Читать книгу «Солдат и Царь. том первый» онлайн полностью📖 — Елены Крюковой — MyBook.
image

Книга первая

Глава первая

«Да, бесконечно много значит видеть. Не видевший, не переживший войны никогда в ней ничего не поймет, это значит – не откажется от понимания, объяснения и оправдания ее.

Поужинав, мы прошли в оперативную штаба. Там сидело несколько офицеров: каждый за своим столом при своей лампе и в ворохе своих бумаг. За спиной у каждого карты, с синими и красными изображениями линий наших и немецких окопов. Во всем бросающаяся в глаза вытравленность всякой реальности – все: схема, цифра, сводка, исходящая, входящая, телефонограмма, радиограмма… но совсем не ночь, дождь, глина, мокрые ноги и горячий затылок, лихорадочная, бредовая тоска о прошедшем и сладкая мечта о грядущем, проклятие безответного повиновения и проклятие безответственного приказания, развратная ругань, «мордобитие» перед атакой, отчаянный страх смерти, боль, крики, ненависть, одинокое умирание, помешательство, самоубийство, исступленье неразрешимых вопрошаний, почему, зачем, во имя чего?
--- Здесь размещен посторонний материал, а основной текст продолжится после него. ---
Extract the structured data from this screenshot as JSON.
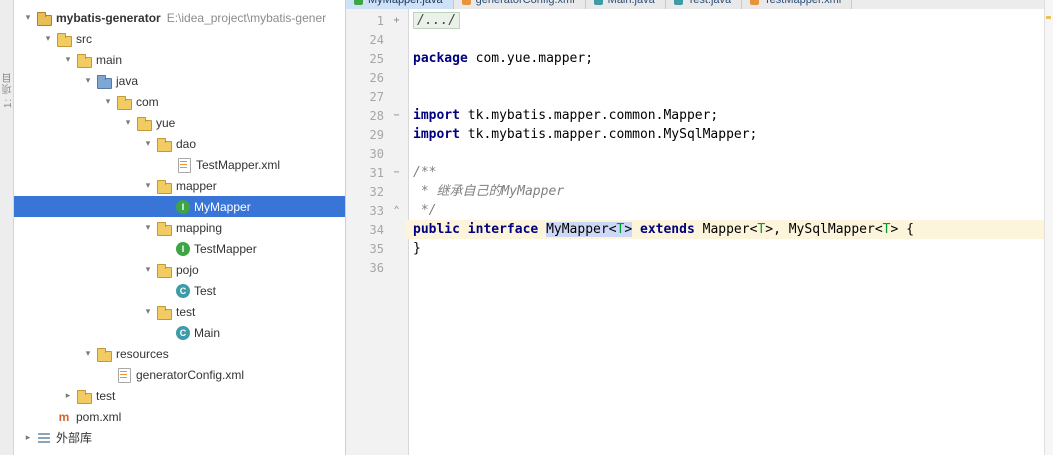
{
  "left_stripe": {
    "label": "1: 项目"
  },
  "tabs": {
    "items": [
      {
        "label": "MyMapper.java",
        "selected": true,
        "icon_color": "#3FA445"
      },
      {
        "label": "generatorConfig.xml",
        "selected": false,
        "icon_color": "#E8943A"
      },
      {
        "label": "Main.java",
        "selected": false,
        "icon_color": "#3D9CA8"
      },
      {
        "label": "Test.java",
        "selected": false,
        "icon_color": "#3D9CA8"
      },
      {
        "label": "TestMapper.xml",
        "selected": false,
        "icon_color": "#E8943A"
      }
    ]
  },
  "project_tree": {
    "rows": [
      {
        "level": 0,
        "chevron": "down",
        "icon": "project",
        "label": "mybatis-generator",
        "bold": true,
        "extra": "E:\\idea_project\\mybatis-gener"
      },
      {
        "level": 1,
        "chevron": "down",
        "icon": "folder",
        "label": "src"
      },
      {
        "level": 2,
        "chevron": "down",
        "icon": "folder",
        "label": "main"
      },
      {
        "level": 3,
        "chevron": "down",
        "icon": "folder-src",
        "label": "java"
      },
      {
        "level": 4,
        "chevron": "down",
        "icon": "folder",
        "label": "com"
      },
      {
        "level": 5,
        "chevron": "down",
        "icon": "folder",
        "label": "yue"
      },
      {
        "level": 6,
        "chevron": "down",
        "icon": "folder",
        "label": "dao"
      },
      {
        "level": 7,
        "chevron": "none",
        "icon": "xml",
        "label": "TestMapper.xml"
      },
      {
        "level": 6,
        "chevron": "down",
        "icon": "folder",
        "label": "mapper"
      },
      {
        "level": 7,
        "chevron": "none",
        "icon": "interface",
        "label": "MyMapper",
        "selected": true
      },
      {
        "level": 6,
        "chevron": "down",
        "icon": "folder",
        "label": "mapping"
      },
      {
        "level": 7,
        "chevron": "none",
        "icon": "interface",
        "label": "TestMapper"
      },
      {
        "level": 6,
        "chevron": "down",
        "icon": "folder",
        "label": "pojo"
      },
      {
        "level": 7,
        "chevron": "none",
        "icon": "class",
        "label": "Test"
      },
      {
        "level": 6,
        "chevron": "down",
        "icon": "folder",
        "label": "test"
      },
      {
        "level": 7,
        "chevron": "none",
        "icon": "class",
        "label": "Main"
      },
      {
        "level": 3,
        "chevron": "down",
        "icon": "folder-res",
        "label": "resources"
      },
      {
        "level": 4,
        "chevron": "none",
        "icon": "xml",
        "label": "generatorConfig.xml"
      },
      {
        "level": 2,
        "chevron": "right",
        "icon": "folder",
        "label": "test"
      },
      {
        "level": 1,
        "chevron": "none",
        "icon": "maven",
        "label": "pom.xml"
      },
      {
        "level": 0,
        "chevron": "right",
        "icon": "library",
        "label": "外部库"
      }
    ]
  },
  "editor": {
    "lines": [
      {
        "no": "1",
        "fold": "+",
        "segments": [
          {
            "t": "/.../",
            "c": "fold"
          }
        ]
      },
      {
        "no": "24",
        "segments": []
      },
      {
        "no": "25",
        "segments": [
          {
            "t": "package ",
            "c": "kw"
          },
          {
            "t": "com.yue.mapper;",
            "c": "pl"
          }
        ]
      },
      {
        "no": "26",
        "segments": []
      },
      {
        "no": "27",
        "segments": []
      },
      {
        "no": "28",
        "fold": "−",
        "segments": [
          {
            "t": "import ",
            "c": "kw"
          },
          {
            "t": "tk.mybatis.mapper.common.Mapper;",
            "c": "pl"
          }
        ]
      },
      {
        "no": "29",
        "segments": [
          {
            "t": "import ",
            "c": "kw"
          },
          {
            "t": "tk.mybatis.mapper.common.MySqlMapper;",
            "c": "pl"
          }
        ]
      },
      {
        "no": "30",
        "segments": []
      },
      {
        "no": "31",
        "fold": "−",
        "segments": [
          {
            "t": "/**",
            "c": "cm"
          }
        ]
      },
      {
        "no": "32",
        "segments": [
          {
            "t": " * 继承自己的MyMapper",
            "c": "cm"
          }
        ]
      },
      {
        "no": "33",
        "fold": "⌃",
        "segments": [
          {
            "t": " */",
            "c": "cm"
          }
        ]
      },
      {
        "no": "34",
        "current": true,
        "segments": [
          {
            "t": "public interface ",
            "c": "kw"
          },
          {
            "t": "MyMapper",
            "c": "pl id"
          },
          {
            "t": "<",
            "c": "pl id"
          },
          {
            "t": "T",
            "c": "tp id"
          },
          {
            "t": ">",
            "c": "pl id"
          },
          {
            "t": " ",
            "c": "pl"
          },
          {
            "t": "extends",
            "c": "kw"
          },
          {
            "t": " Mapper<",
            "c": "pl"
          },
          {
            "t": "T",
            "c": "tp"
          },
          {
            "t": ">, MySqlMapper<",
            "c": "pl"
          },
          {
            "t": "T",
            "c": "tp"
          },
          {
            "t": ">",
            "c": "pl"
          },
          {
            "t": " {",
            "c": "pl"
          }
        ]
      },
      {
        "no": "35",
        "segments": [
          {
            "t": "}",
            "c": "pl"
          }
        ]
      },
      {
        "no": "36",
        "segments": []
      }
    ]
  },
  "colors": {
    "selection_blue": "#3875D7",
    "keyword_navy": "#000080",
    "comment_gray": "#808080",
    "current_line_yellow": "#FCF5DB",
    "identifier_highlight": "#CCD8F6"
  }
}
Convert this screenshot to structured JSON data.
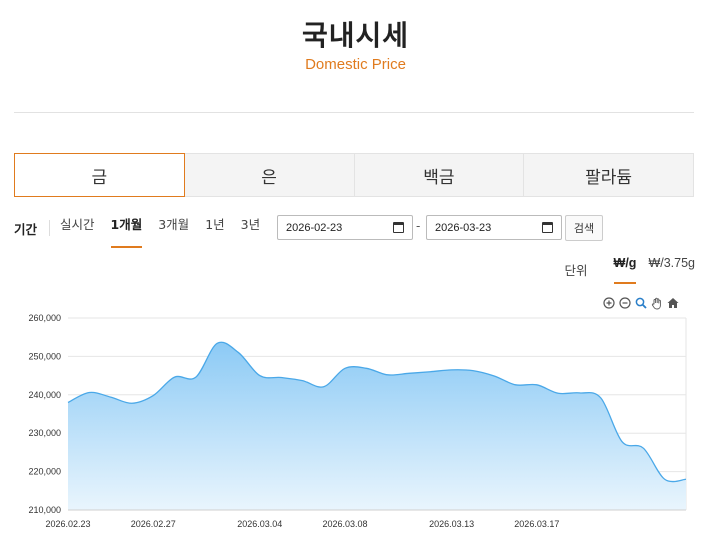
{
  "header": {
    "title": "국내시세",
    "subtitle": "Domestic Price"
  },
  "tabs": [
    {
      "label": "금",
      "active": true
    },
    {
      "label": "은",
      "active": false
    },
    {
      "label": "백금",
      "active": false
    },
    {
      "label": "팔라듐",
      "active": false
    }
  ],
  "filters": {
    "label": "기간",
    "periods": [
      "실시간",
      "1개월",
      "3개월",
      "1년",
      "3년"
    ],
    "active_period": "1개월",
    "start_date": "2026-02-23",
    "end_date": "2026-03-23",
    "separator": "-",
    "search_label": "검색"
  },
  "units": {
    "label": "단위",
    "options": [
      "₩/g",
      "₩/3.75g"
    ],
    "active": "₩/g"
  },
  "colors": {
    "accent": "#e07b1e",
    "line": "#4aa8e8",
    "fill_top": "#8ccaf5",
    "fill_bottom": "#e9f5fd"
  },
  "chart_data": {
    "type": "area",
    "x_tick_labels": [
      "2026.02.23",
      "2026.02.27",
      "2026.03.04",
      "2026.03.08",
      "2026.03.13",
      "2026.03.17"
    ],
    "ylim": [
      210000,
      260000
    ],
    "y_ticks": [
      210000,
      220000,
      230000,
      240000,
      250000,
      260000
    ],
    "y_tick_labels": [
      "210,000",
      "220,000",
      "230,000",
      "240,000",
      "250,000",
      "260,000"
    ],
    "grid": true,
    "values": [
      238000,
      240600,
      239400,
      237800,
      239800,
      244600,
      244600,
      253400,
      251000,
      245000,
      244500,
      243700,
      242100,
      246900,
      246900,
      245200,
      245600,
      246000,
      246500,
      246300,
      244900,
      242600,
      242600,
      240400,
      240500,
      239200,
      227800,
      226100,
      218000,
      218000
    ]
  }
}
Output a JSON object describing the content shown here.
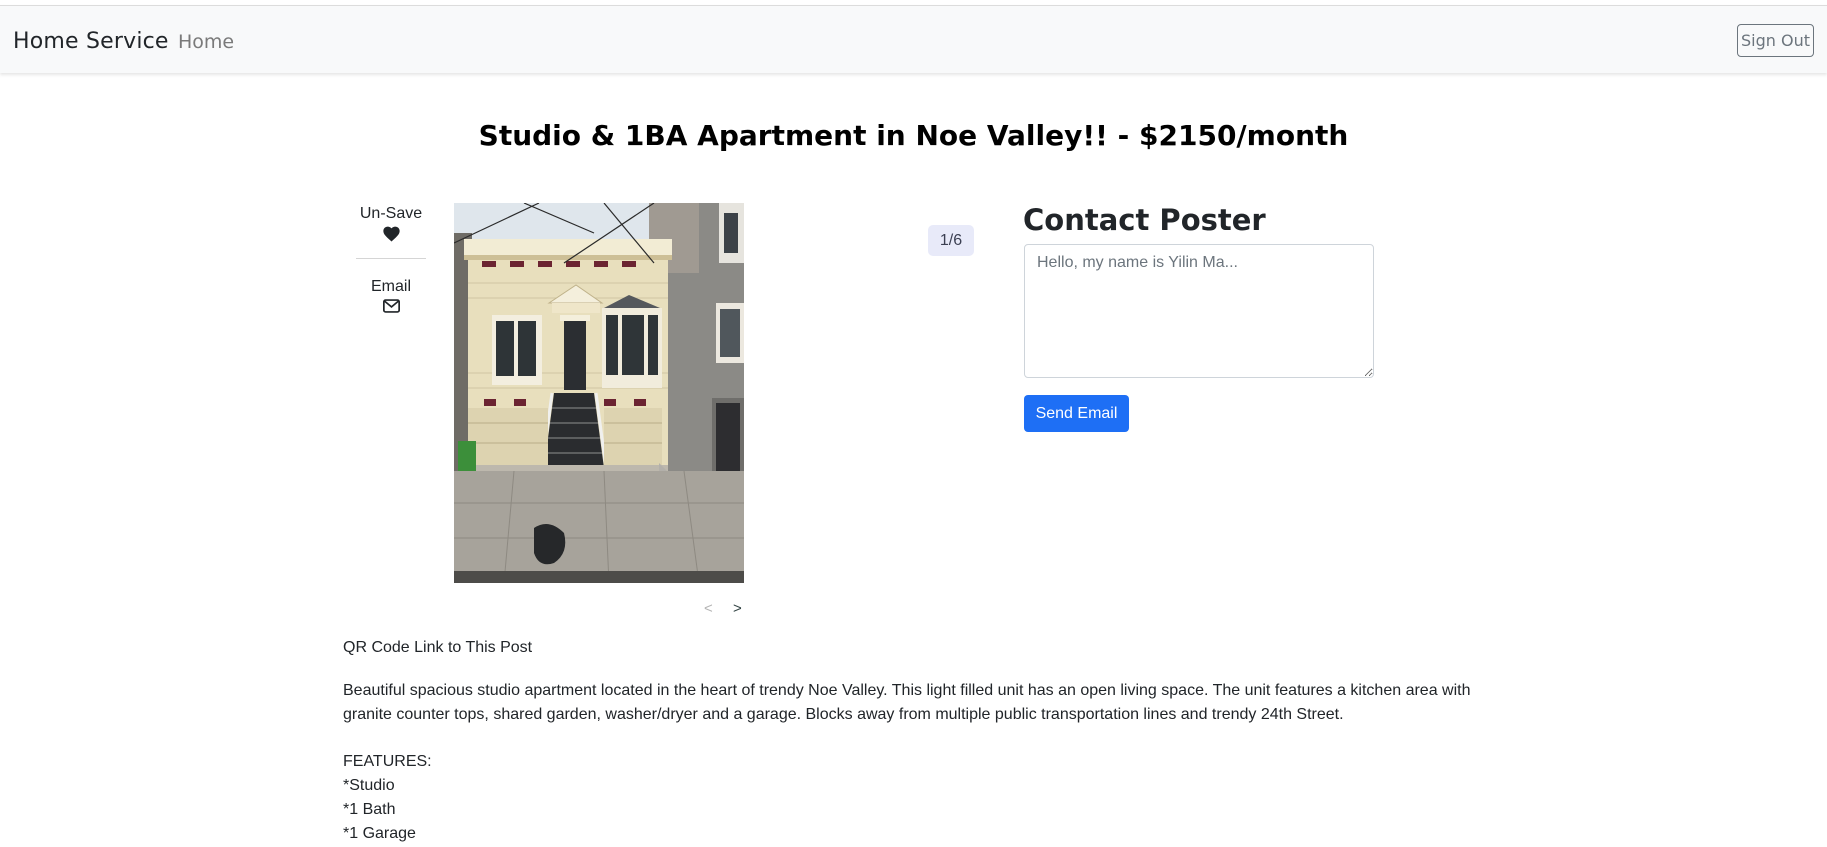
{
  "nav": {
    "brand": "Home Service",
    "home_link": "Home",
    "sign_out": "Sign Out"
  },
  "listing": {
    "title": "Studio & 1BA Apartment in Noe Valley!! - $2150/month",
    "save_label": "Un-Save",
    "email_label": "Email",
    "image_counter": "1/6",
    "prev": "<",
    "next": ">",
    "photo_alt": "Photo of a beige Victorian house with garage doors and front stairs",
    "qr_label": "QR Code Link to This Post",
    "description": "Beautiful spacious studio apartment located in the heart of trendy Noe Valley. This light filled unit has an open living space. The unit features a kitchen area with granite counter tops, shared garden, washer/dryer and a garage. Blocks away from multiple public transportation lines and trendy 24th Street.",
    "features_heading": "FEATURES:",
    "features": [
      "*Studio",
      "*1 Bath",
      "*1 Garage"
    ]
  },
  "contact": {
    "heading": "Contact Poster",
    "placeholder": "Hello, my name is Yilin Ma...",
    "send_label": "Send Email"
  },
  "colors": {
    "navbar_bg": "#f8f9fa",
    "primary": "#1e6ff5",
    "counter_bg": "#e8eaf9"
  }
}
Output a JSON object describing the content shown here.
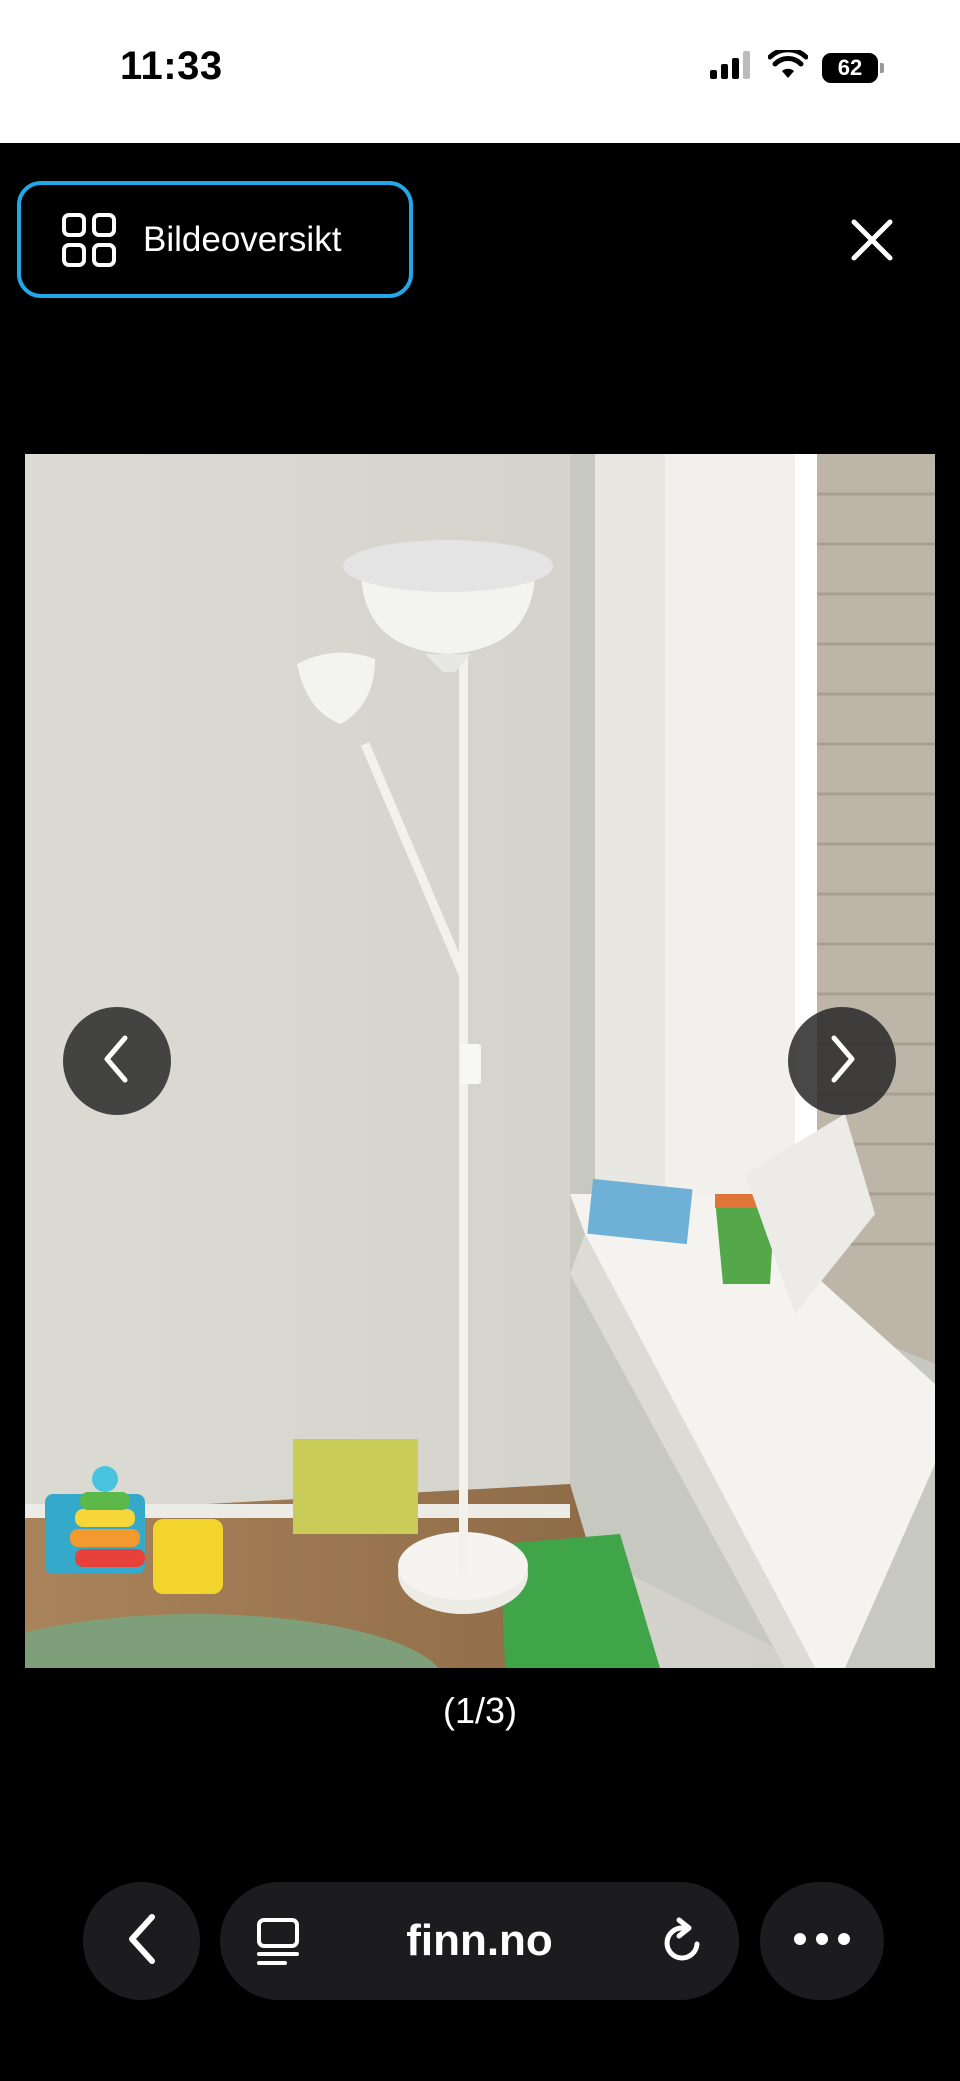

А кругом гул снарядов, адские озарения красным огнем… О Господи, разве кому-нибудь передать это.

Помнишь наши споры? Я всегда утверждал, что понимание есть по существу отождествление. Война есть безумие, смерть и разрушение, потому она может быть действительно понятна лишь окончательно разрушенным душевно или телесно – сумасшедшим и мертвецам.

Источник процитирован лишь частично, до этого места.